Henry David Thoreau | Civil Disobedience | Gazelle Books

Civil Disobedience

Series: (Classic Social Commentary Series, 1) | Author: Henry David Thoreau | ISBN: 0974086819 : 9780974086811 | Format: Paperback | Size: 140x215mm | Pages: 43 | Weight: .058 Kg. | Published: Presa Press – December 2003 | Availability: In Print | Subjects: PHILOSOPHY

Civil Disobedience

by Thoreau as been one of the most historically significant and influential essays ever written. Since its initial publication in 1849 is has inspired resistance movements from the Danish WWII underground in the 1940s to the South African anti-apartheid movement at the end of the 20th Century. Seminal leaders from Mahatma Ghandi to Martin Luther King have found encouragement and enlightenment in Thoreau’s words.

Martin Luther King, Jr.

noted in his autobiography that his first encounter with the idea of non-violent resistance was reading “On Civil Disobedience” in 1944 while attending Morehouse College. He wrote in his autobiography that it was

Here, in this courageous New Englander’s refusal to pay his taxes and his choice of jail rather than support a war that would spread slavery’s territory into Mexico, I made my first contact with the theory of nonviolent resistance. Fascinated by the idea of refusing to cooperate with an evil system, I was so deeply moved that I reread the work several times.
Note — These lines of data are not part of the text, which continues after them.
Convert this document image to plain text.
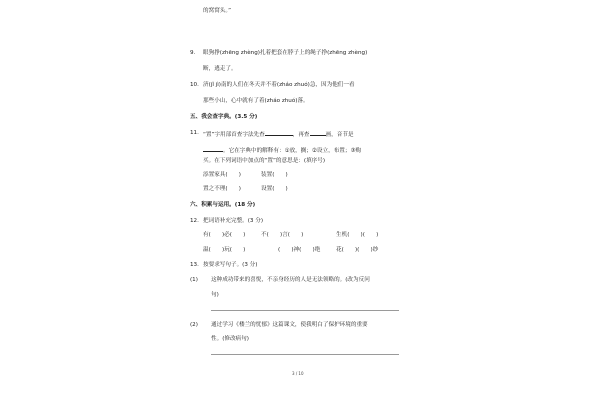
的窝窝头。”
9. 眼狗挣(zhēng zhèng)扎着把套在脖子上的绳子挣(zhēng zhèng)
断，逃走了。
10. 济(jǐ jì)南的人们在冬天并不着(zháo zhuó)急，因为他们一看
那些小山，心中就有了着(zháo zhuó)落。
五、我会查字典。(3.5 分)
11. “置”字用部首查字法先查	，再查	画，音节是
。它在字典中的解释有：①放，搁；②设立，布置；③购
买。在下列词语中加点的“置”的意思是：(填序号)
添置家具(　　)	装置(　　)
置之不理(　　)	设置(　　)
六、积累与运用。(18 分)
12. 把词语补充完整。(3 分)
有(　　)必(　　)	不(　　)言(　　)	生机(　　)(　　)
温(　　)玩(　　)	(　　)神(　　)绝	花(　　)(　　)纱
13. 按要求写句子。(3 分)
(1) 这种成功带来的喜悦，不亲身经历的人是无法领略的。(改为反问
句)
(2) 通过学习《楼兰的忧郁》这篇课文，使我明白了保护环境的重要
性。(修改病句)
3 / 10
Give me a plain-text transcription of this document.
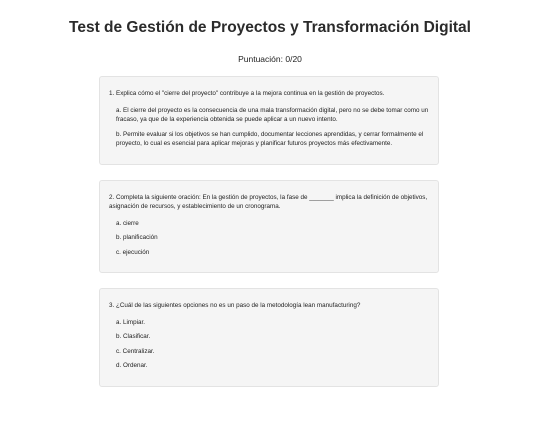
Test de Gestión de Proyectos y Transformación Digital
Puntuación: 0/20
1. Explica cómo el "cierre del proyecto" contribuye a la mejora continua en la gestión de proyectos.
a. El cierre del proyecto es la consecuencia de una mala transformación digital, pero no se debe tomar como un fracaso, ya que de la experiencia obtenida se puede aplicar a un nuevo intento.
b. Permite evaluar si los objetivos se han cumplido, documentar lecciones aprendidas, y cerrar formalmente el proyecto, lo cual es esencial para aplicar mejoras y planificar futuros proyectos más efectivamente.
2. Completa la siguiente oración: En la gestión de proyectos, la fase de _______ implica la definición de objetivos, asignación de recursos, y establecimiento de un cronograma.
a. cierre
b. planificación
c. ejecución
3. ¿Cuál de las siguientes opciones no es un paso de la metodología lean manufacturing?
a. Limpiar.
b. Clasificar.
c. Centralizar.
d. Ordenar.
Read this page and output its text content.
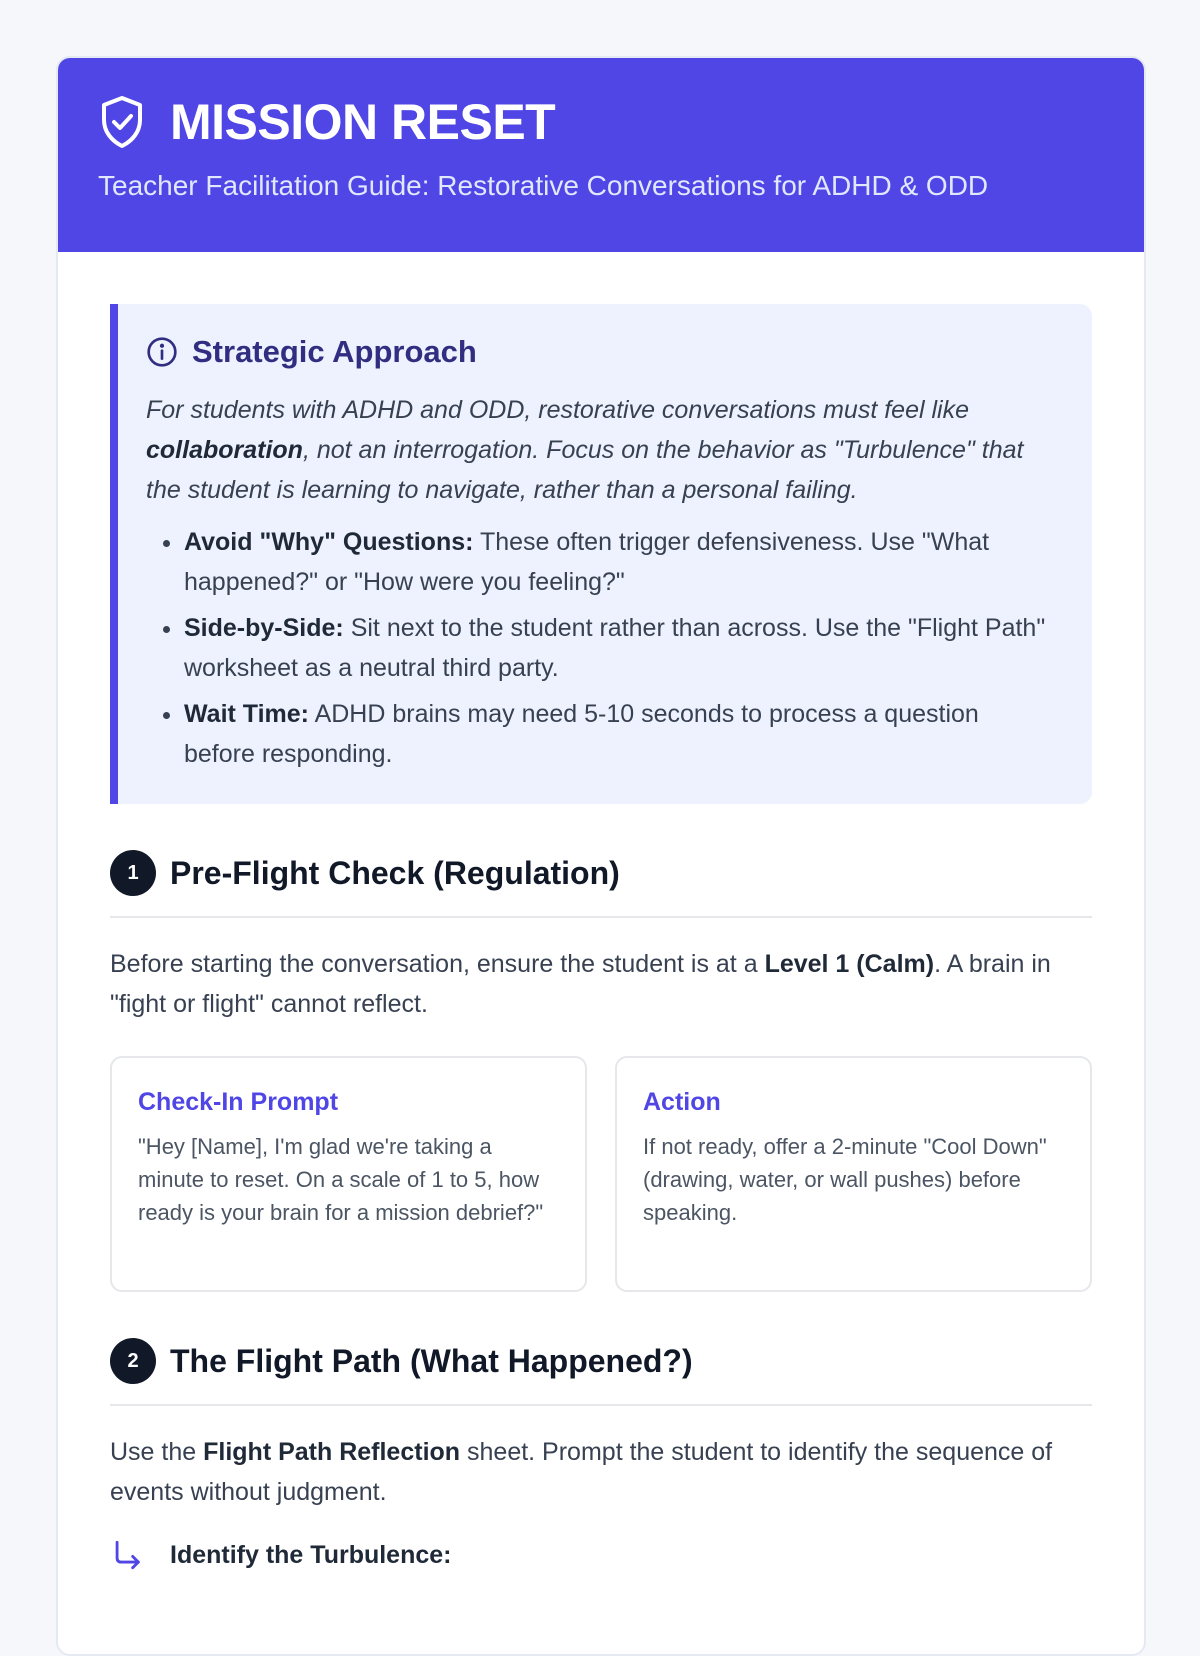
MISSION RESET
Teacher Facilitation Guide: Restorative Conversations for ADHD & ODD
Strategic Approach

For students with ADHD and ODD, restorative conversations must feel like collaboration, not an interrogation. Focus on the behavior as "Turbulence" that the student is learning to navigate, rather than a personal failing.

• Avoid "Why" Questions: These often trigger defensiveness. Use "What happened?" or "How were you feeling?"
• Side-by-Side: Sit next to the student rather than across. Use the "Flight Path" worksheet as a neutral third party.
• Wait Time: ADHD brains may need 5-10 seconds to process a question before responding.
1 Pre-Flight Check (Regulation)

Before starting the conversation, ensure the student is at a Level 1 (Calm). A brain in "fight or flight" cannot reflect.

Check-In Prompt
"Hey [Name], I'm glad we're taking a minute to reset. On a scale of 1 to 5, how ready is your brain for a mission debrief?"
Action
If not ready, offer a 2-minute "Cool Down" (drawing, water, or wall pushes) before speaking.
2 The Flight Path (What Happened?)

Use the Flight Path Reflection sheet. Prompt the student to identify the sequence of events without judgment.

Identify the Turbulence:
I became convinced that noncooperation with evil is as much a moral obligation as is cooperation with good. No other person has been more eloquent and passionate in getting this idea across than Henry David Thoreau. As a result of his writings and personal witness, we are the heirs of a legacy of creative protest. The teachings of Thoreau came alive in our civil rights movement; indeed, they are more alive than ever before. Whether expressed in a sit-in at lunch counters, a freedom ride into Mississippi, a peaceful protest in Albany, Georgia, a bus boycott in Montgomery, Alabama, these are outgrowths of Thoreau’s insistence that evil must be resisted and that no moral man can patiently adjust to injustice.